Et ce n’est pas tout : les déchets miniers seraient rejetés directement dans la rivière proche de la mine depuis son démarrage en 1930. Ce qui a depuis largement pollué tout l’oued Alougoum et ses oasis. Et pourtant… Managem nie là encore tout “rejet industriel en milieu naturel”.

Les analyses réalisées dans l’oued Alougoum ne révèleraient, à en croire Managem, pas grand-chose car « la présence d’arsenic est naturelle dans la région et indépendante de l’activité minière », explique la firme.
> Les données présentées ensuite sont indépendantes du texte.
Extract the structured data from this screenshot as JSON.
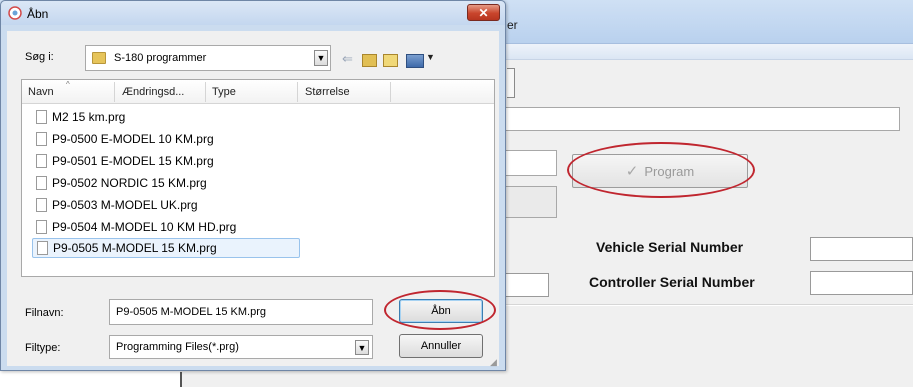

Le taux d’arsenic dans des puits environnants – dans une zone peuplée d’environ 47 000 habitants – dépasse pourtant de plus de 40 fois la limite admissible.

À proximité immédiate de la mine, la concentration d’arsenic dépasse même de 1 890 fois les seuils autorisés. Or, comme le relève le site Reporterre, la loi impose aux constructeurs de s’assurer eux-mêmes des risques sur leur chaîne d’approvisionnement. En particulier lorsque ces entreprises communiquent ainsi sur leur “cobalt responsable”.

Interpellé sur le sujet, BMW assure avoir “demandé un examen complet” à Managem. Renault veut encore croire de son côté que « la production de cobalt du groupe Managem a été certifiée selon les critères de la Responsible Minerals Initiative ». La firme souligne que Managem fait partie de “l’Alliance pour le cobalt équitable“. Et de se retrancher derrière une évaluation “d’Ecovadis”.

Or, même cette réponse du constructeur français sonne faux. Notamment parce que l’Alliance pour un Cobalt équitable ne concerne que les mines de la RDC. Ecovadis, de son côté, assure ne fournir qu’un “premier niveau d’information sur les fournisseurs”, en aucun cas une “certification”.”